Still almost clueless, I kind of remembered returning to the Nationals that year with a tandem rig I rented from Steve Van Buren to pick up some much-needed business. Texas was struggling in the middle of a price collapse on crude oil. The early days of Silicon Gulch in Austin as desktop computers were starting to catch on.

Kevin continued. “It was the best experience of my entire life.”

“Seriously?” I immediately knew how bad that must have sounded. I just subordinated this guy’s entire life’s worth of peak experiences as short of something I’ve done more than 10,000 times and engages me now about as much riding my bike on a new dirt road—forgetting that my first skydive redirected the course of my own life. It was too late to backpedal on that one, so I just left him a pause about 10 months pregnant.

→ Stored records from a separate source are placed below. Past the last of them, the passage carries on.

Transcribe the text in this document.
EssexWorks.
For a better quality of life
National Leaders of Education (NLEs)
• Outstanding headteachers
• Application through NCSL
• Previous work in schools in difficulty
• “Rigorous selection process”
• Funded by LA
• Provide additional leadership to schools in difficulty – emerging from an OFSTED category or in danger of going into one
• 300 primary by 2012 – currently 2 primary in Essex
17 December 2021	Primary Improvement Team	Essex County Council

“Yes, it was,” he said. “I had been pretty down. As I drove up to Davis Field, I remember thinking that if I made it, fine; if not, I’m good. I had lost my best friend due to suicide and hadn’t come out of that yet.

“You sat me down to watch a video compilation of jumps that didn’t go as planned, to put it mildly. After one minute, I turned to you and said, ‘I’ll watch your video all day, but I’m jumping.’ You said you knew all along I was serious, so you turned off the tape, took my $125—I passed on the $500 insurance policy—and off we went.

“We went in a DC-3 that used to belong to John Travolta. It was some kind of a contest with some military teams or something like that. We were the last ones out of the plane. Hey, do you remember how high we went? Do they jump at a different height for the contests than you did for the tandem jumpers?”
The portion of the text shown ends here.